Dans la droite lignée de Chute d’une nation, Yann Reuzeau imagine la vie d’une rédaction confrontée à l’arrivée au pouvoir de l’extrême-droite. Une plongée au cœur du réacteur qui fera frémir les tenants de la liberté de la presse.
Après la chronique de la chute, vint l’exploration des bas-fonds. On avait quitté Yann Reuzeau sur une image choc, de celles qu’on aimerait ne jamais voir : l’accession au pouvoir, en France, d’un candidat d’extrême-droite. Dans sa saga Chute d’une nation, le dramaturge et metteur en scène retraçait, avec brio, une campagne présidentielle fictive où une poignée d’hommes et de femmes politiques ne parvenaient pas à faire barrage à l’élection de Thomas Mérendien, cet homme, populiste et xénophobe, avec le néo-fascisme pour seule matrice de pensée. Les Témoins raconte les heures d’après, les premiers jours et les premières semaines de prise de contrôle du pays, à travers le quotidien d’une rédaction, celle du journal « Les Témoins », réputée pour ses informations vérifiées, ses enquêtes, son impartialité et son journalisme de qualité, loin, très loin de l’opinion.

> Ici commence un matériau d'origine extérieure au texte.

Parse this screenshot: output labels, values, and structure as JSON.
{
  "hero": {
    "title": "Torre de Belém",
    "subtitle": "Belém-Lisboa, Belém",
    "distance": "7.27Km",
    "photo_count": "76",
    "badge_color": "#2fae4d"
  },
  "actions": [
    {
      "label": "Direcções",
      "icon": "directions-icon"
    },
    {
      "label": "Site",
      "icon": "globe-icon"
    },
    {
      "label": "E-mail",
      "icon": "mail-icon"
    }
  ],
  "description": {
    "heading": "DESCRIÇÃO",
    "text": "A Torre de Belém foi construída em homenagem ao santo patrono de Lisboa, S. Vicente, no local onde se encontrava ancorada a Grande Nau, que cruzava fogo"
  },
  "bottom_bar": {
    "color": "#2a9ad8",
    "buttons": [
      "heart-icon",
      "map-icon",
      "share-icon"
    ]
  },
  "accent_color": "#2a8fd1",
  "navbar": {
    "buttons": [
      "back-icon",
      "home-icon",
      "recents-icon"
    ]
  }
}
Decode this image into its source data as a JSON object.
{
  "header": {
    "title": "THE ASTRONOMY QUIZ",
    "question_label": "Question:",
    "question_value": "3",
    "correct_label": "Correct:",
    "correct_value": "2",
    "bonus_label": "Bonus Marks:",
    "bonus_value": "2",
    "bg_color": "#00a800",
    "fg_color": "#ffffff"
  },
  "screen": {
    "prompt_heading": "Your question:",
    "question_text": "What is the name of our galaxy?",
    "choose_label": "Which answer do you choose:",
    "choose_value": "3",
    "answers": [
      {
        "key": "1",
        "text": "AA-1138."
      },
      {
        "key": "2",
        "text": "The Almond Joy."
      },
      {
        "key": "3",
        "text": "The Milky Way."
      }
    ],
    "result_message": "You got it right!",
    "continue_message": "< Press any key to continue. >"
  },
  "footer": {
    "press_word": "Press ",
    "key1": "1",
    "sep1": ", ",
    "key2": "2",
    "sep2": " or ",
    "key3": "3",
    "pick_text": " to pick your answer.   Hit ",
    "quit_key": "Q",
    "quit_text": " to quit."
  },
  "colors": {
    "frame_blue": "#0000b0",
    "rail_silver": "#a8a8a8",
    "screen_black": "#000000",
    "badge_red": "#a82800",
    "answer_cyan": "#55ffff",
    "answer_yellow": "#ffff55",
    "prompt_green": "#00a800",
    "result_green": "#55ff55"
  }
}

Sauf que le séisme politique est si fort que les secousses n’épargnent pas les journalistes. La salle de rédaction est devenue un champ de bataille, où chacun avance ses pions pour définir la position à adopter. L’arrivée de ce nouveau pouvoir doit-elle être traitée comme une alternance classique ? Le journal doit-il au contraire s’engager fermement contre lui au nom de la démocratie ? En parallèle, tous continuent de vaquer à leurs enquêtes : Cyril découvre le projet d’action terroriste d’un groupuscule écologiste, Hassan suspecte le Pakistan d’avoir organisé l’exécution d’un agent de la DGSI, Rebecca révèle une affaire d’espionnage industriel qui implique directement l’un des très proches du Président, tandis que Romain est approché par un groupe de résistance armée, prêt à commettre un coup d’Etat. Tout semble alors se poursuivre comme avant, mais le nouveau pouvoir commence à abattre ses cartes. Il compte bien, entre autres joyeusetés, museler la presse en s’attaquant au secret des sources, en la privant de subventions et en faisant régner un climat de terreur.
Dans la droite lignée de Chute d’une nation, Yann Reuzeau appréhende avec justesse ce que pourrait être le supplice d’une rédaction confrontée à un pouvoir aux intentions fascisantes qui, par essence, ferait de la presse libre une cible à abattre. Il dépeint, avec la précision de ceux qui ont enquêté, la crise de conscience de journalistes pris entre deux feux, entre deux idéaux, entre leur déontologie stricte et leur volonté d’être les gardiens de la démocratie. Malgré une image d’Epinal du rédacteur forcément enquêteur, à la recherche permanente de scoops un peu trop gigantesques – assez éloignée, malheureusement, de la réalité de moult rédactions d’aujourd’hui –, il décrit parfaitement les tiraillements qui se feraient jour, et ce que la presse aurait à perdre, sa pérennité même, en cas d’élection d’un.e candidat.e d’extrême-droite.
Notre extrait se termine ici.